There was a black curtain ahead of us…and she was behind it!!! our bags were taken off us and I was freaking badly now! I was the third person and slowly, gradually it was my turn. Three people entered at a time. Because I’m short I couldn’t really see. 2 people were ahead of me. I tilted my head to the side and there she was!!! dressed in black and hair down. I kept pinching myself to wake me up! I was really scared. I hoped she would shake my hand and be the nice lady people say she is when they meet us. They took our tickets and I kept my receipt.
Then it was MY turn to walk to the table. As I didnt the electric shock sin me were getting stringer and my stomach was lurking and lurking! i gulped a million times and now I was right in front of her and her assistant. I was as nervous as ever…it’s unbeleivable.
She looked at me and smiled and said “hi“, I said “hi” back. She looked so thin and shrunken. People say she is tiny in reality but she was sitting down so I culd tell but then gain I didnt look that closely! I was tooooo shy! because it was such a surreal moment i cant remember EXACTLY what happened but it lasted about 45 seconds or a minute. She asked me name to which I replied “Sam…for short” and because I’m ludacrously shy she didnt hear me. She strained her ears indicating that she hadn’t heard me. So I said it louder “Sam” and she replied “Sam?” I said “Yes…for short” and she asked “what’s for long?” to which I replied “Saman” she said it back but I think it was like “Salmon” and I quickly said “yes but not like the fish!” and her assistant started laughing! I was SO EMBARRASED!!! I didnt look at Madonna right in the eye, I did at one point but I KNOW that she had her eyes on me the entire time. Making me even more nervous than I already was. I told Dad I was in college and would beck by eight and i had that to worry about too! I was far too shy to do anything now and i think she then asked “Do you want the book?” and I said something like “yes” or “ok” and she gave it to me still her eyes fixated on me. I REALLY REALLY REALLY wanted to shake her hand but that had flown out my head. if I wasnt so bloody shy I could have asked her! I said “thank you” and I think she said something like “ok” or “thank you” as I walked away and I turned back and said “thank you” again. That time I wanted to say “thanks for inspiring me and giving me confidence” but the words never came out! I walked away. I knew she was still looking at me! I was so shaken! I felt so uncomfortable all the way through!!!

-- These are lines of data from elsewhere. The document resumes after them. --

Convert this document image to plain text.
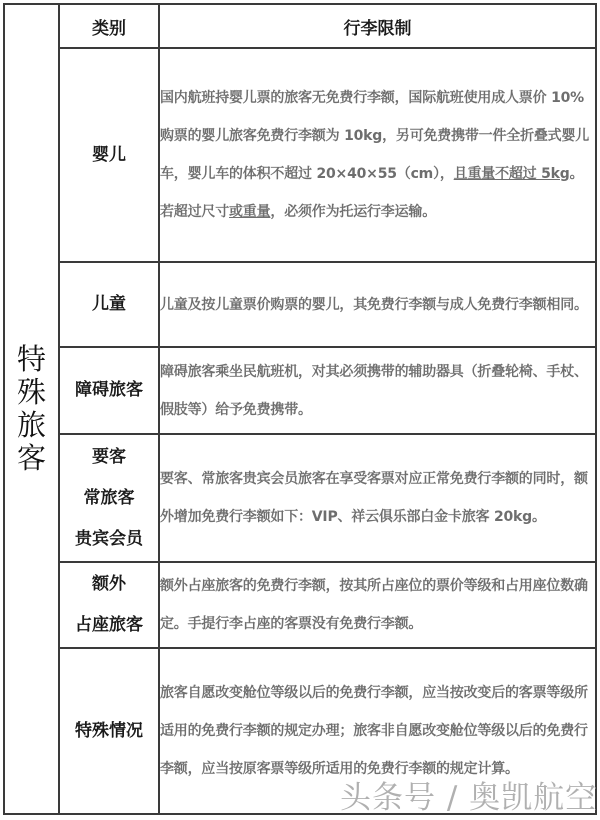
特殊旅客	类别	行李限制

	婴儿	国内航班持婴儿票的旅客无免费行李额，国际航班使用成人票价 10%购票的婴儿旅客免费行李额为 10kg，另可免费携带一件全折叠式婴儿车，婴儿车的体积不超过 20×40×55（cm），且重量不超过 5kg。若超过尺寸或重量，必须作为托运行李运输。

	儿童	儿童及按儿童票价购票的婴儿，其免费行李额与成人免费行李额相同。

	障碍旅客	障碍旅客乘坐民航班机，对其必须携带的辅助器具（折叠轮椅、手杖、假肢等）给予免费携带。

	要客
常旅客
贵宾会员	要客、常旅客贵宾会员旅客在享受客票对应正常免费行李额的同时，额外增加免费行李额如下：VIP、祥云俱乐部白金卡旅客 20kg。

	额外
占座旅客	额外占座旅客的免费行李额，按其所占座位的票价等级和占用座位数确定。手提行李占座的客票没有免费行李额。

	特殊情况	旅客自愿改变舱位等级以后的免费行李额，应当按改变后的客票等级所适用的免费行李额的规定办理；旅客非自愿改变舱位等级以后的免费行李额，应当按原客票等级所适用的免费行李额的规定计算。
头条号 / 奥凯航空
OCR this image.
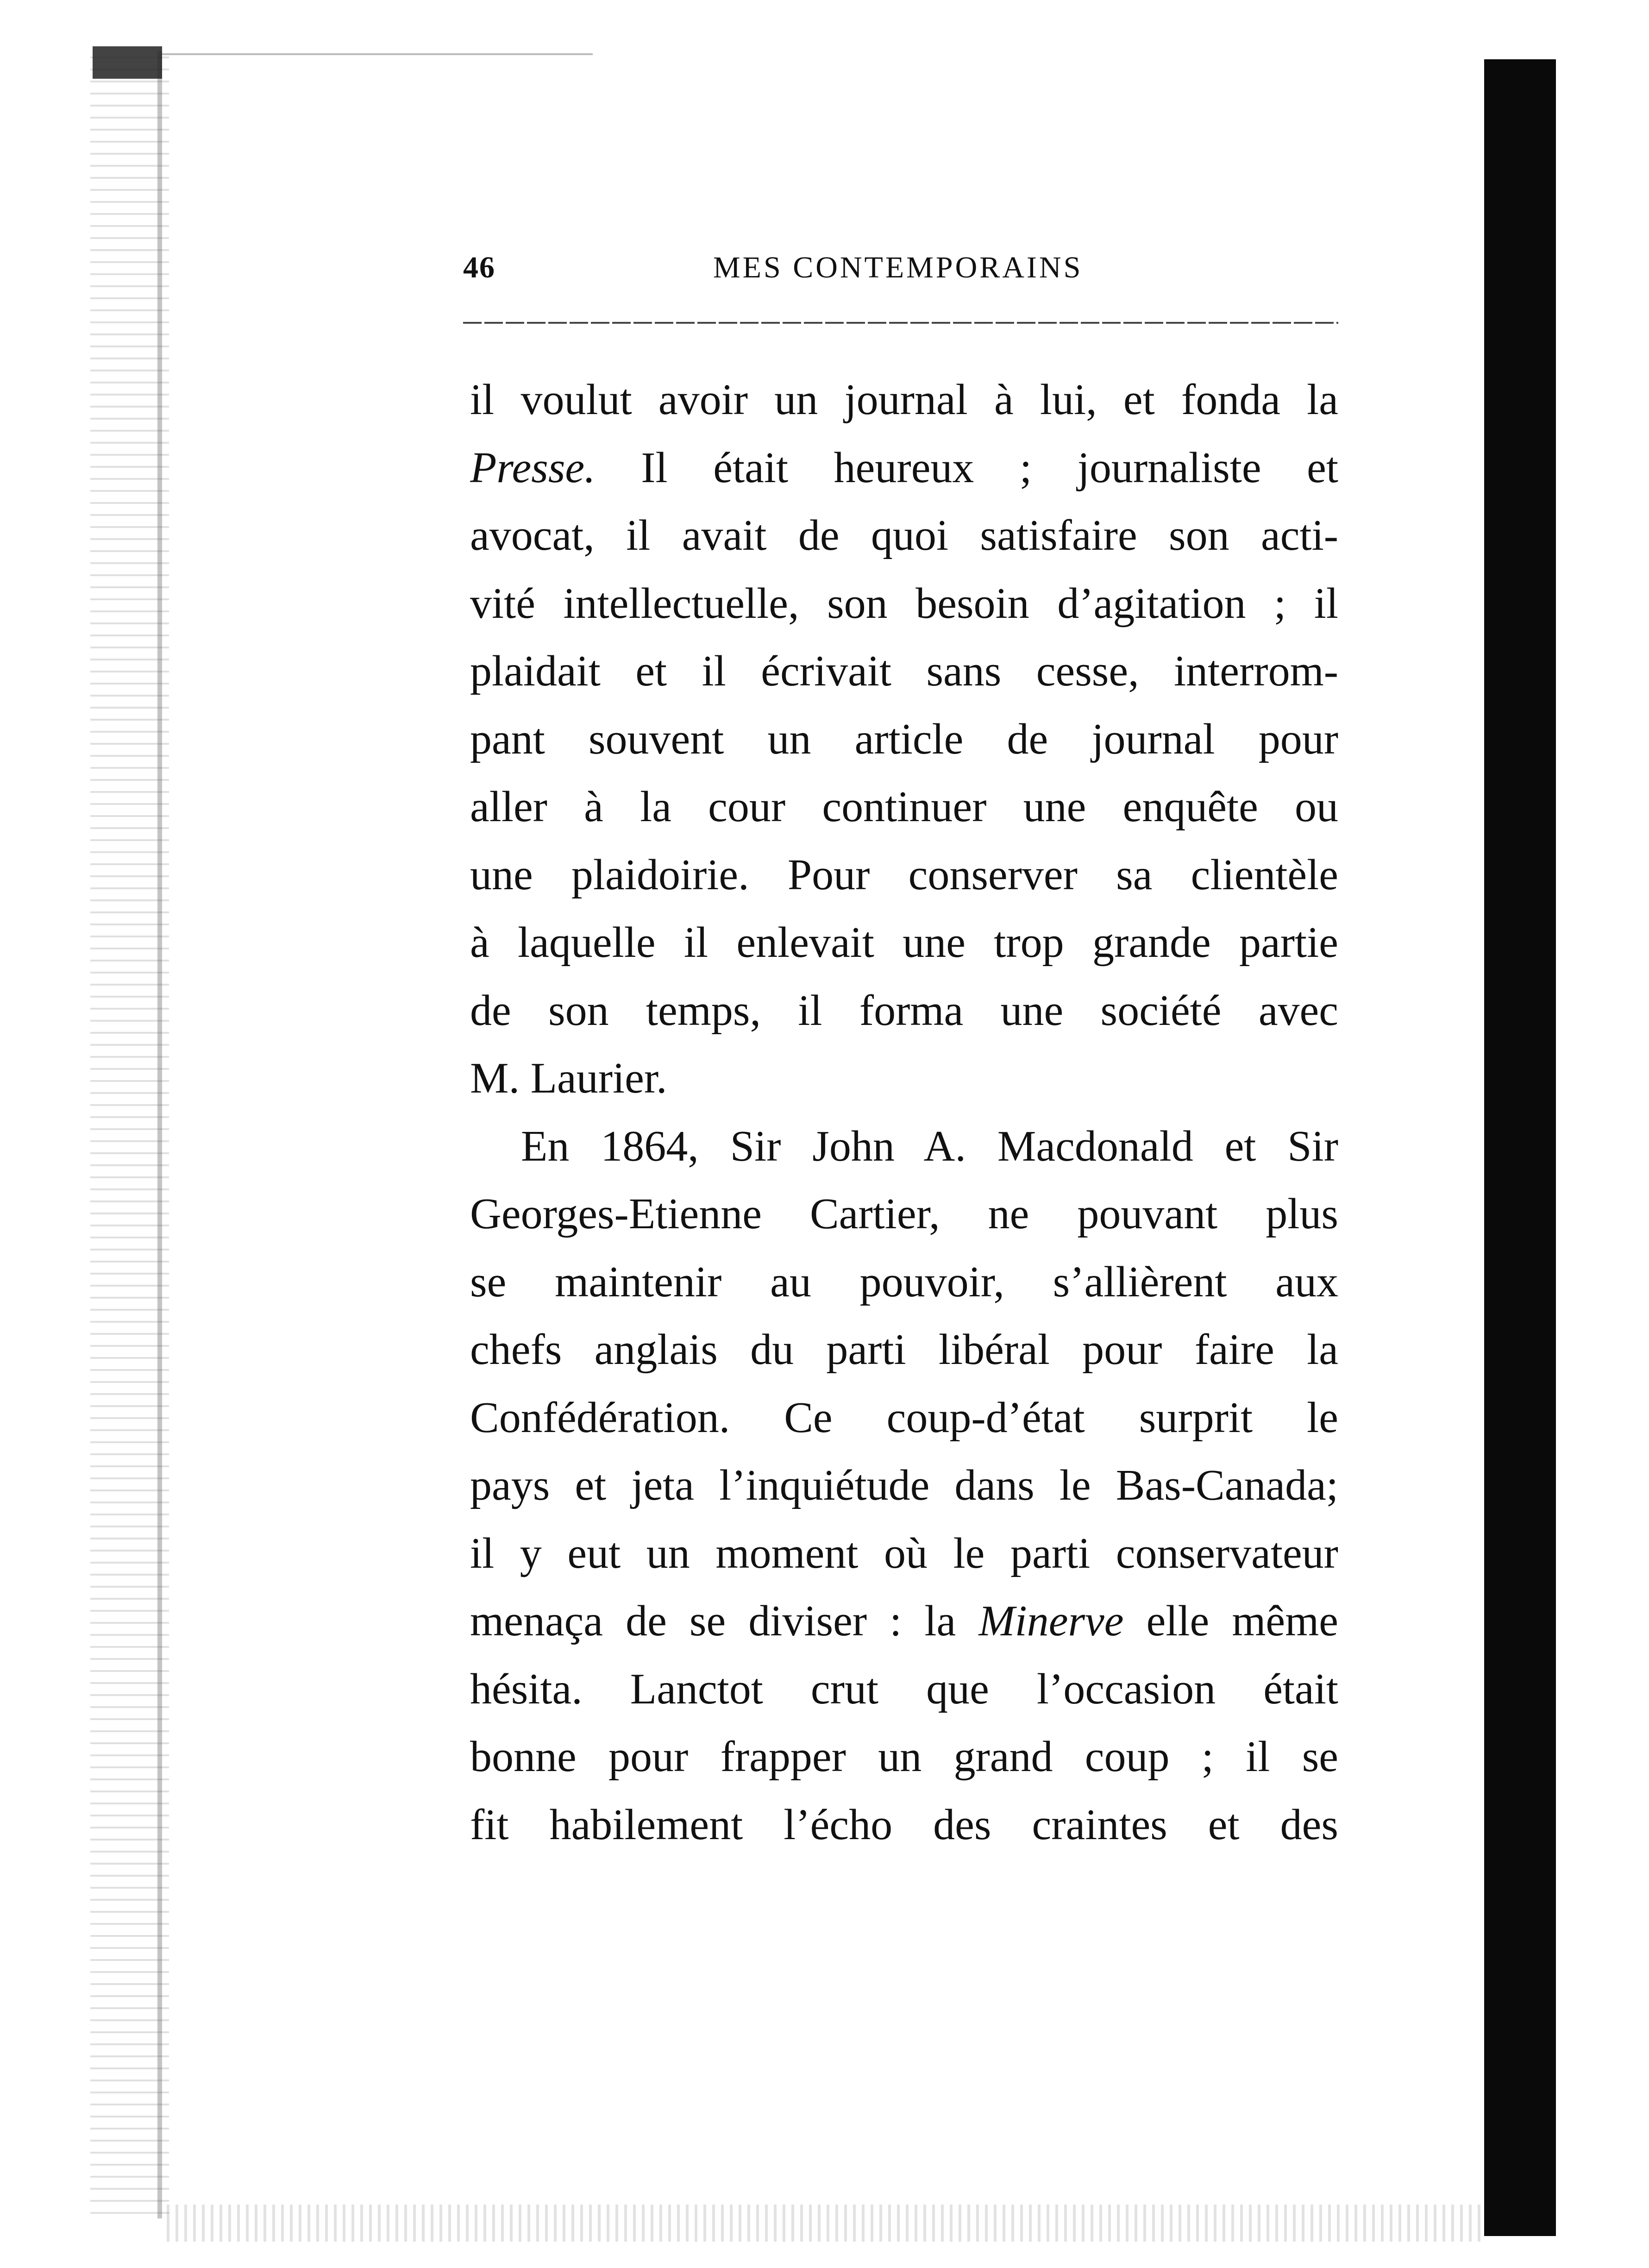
46	MES CONTEMPORAINS
il voulut avoir un journal à lui, et fonda la
Presse. Il était heureux ; journaliste et
avocat, il avait de quoi satisfaire son acti-
vité intellectuelle, son besoin d’agitation ; il
plaidait et il écrivait sans cesse, interrom-
pant souvent un article de journal pour
aller à la cour continuer une enquête ou
une plaidoirie. Pour conserver sa clientèle
à laquelle il enlevait une trop grande partie
de son temps, il forma une société avec
M. Laurier.
En 1864, Sir John A. Macdonald et Sir
Georges-Etienne Cartier, ne pouvant plus
se maintenir au pouvoir, s’allièrent aux
chefs anglais du parti libéral pour faire la
Confédération. Ce coup-d’état surprit le
pays et jeta l’inquiétude dans le Bas-Canada;
il y eut un moment où le parti conservateur
menaça de se diviser : la Minerve elle même
hésita. Lanctot crut que l’occasion était
bonne pour frapper un grand coup ; il se
fit habilement l’écho des craintes et des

Outside I grabbed bag and clutched my book, they gave me a “selfridges” bag and I took it and burst into tears!!! not because I had just met my idol and never (with a family like mine) thought it was possible but because she didnt talk to me as much the other fans, they had guts but I had had to be so damn shy! I hate it! moreover because i had made a complete a complete idiot of myself infront of her and I could get rid of the embarassement! I had taken too many damn risks to get to where I was, I would be dead if dad found out! it was so saddening. I didnt even get to shake her hand and I really wanted to! I cried all the way to the station with my friend, Marie. On the over ground I hoped dad would see me. It was about sixish now and i was still in a trance. I hadn’t eaten for fourteen hours but I wasnt hungry cos they nerves had taken over hunger!
On the overground train I took my book out and I looked at the autograph. I was still really worried about the fact that I made a complete mess of myself in front of my idol. I could help thinking “she probably thinks im so stupid!” but at the end of the book I learned a little lesson, a lesson I already knew but it had just been refreshed in my head. Number one – most people probably walked out that room and thought “I should not have done that”. Number two – some people didn’t get to go and I did so I should stop complaining. Number three – Whatever happened to me while I was standing opposite Madonna happened for the best!!!.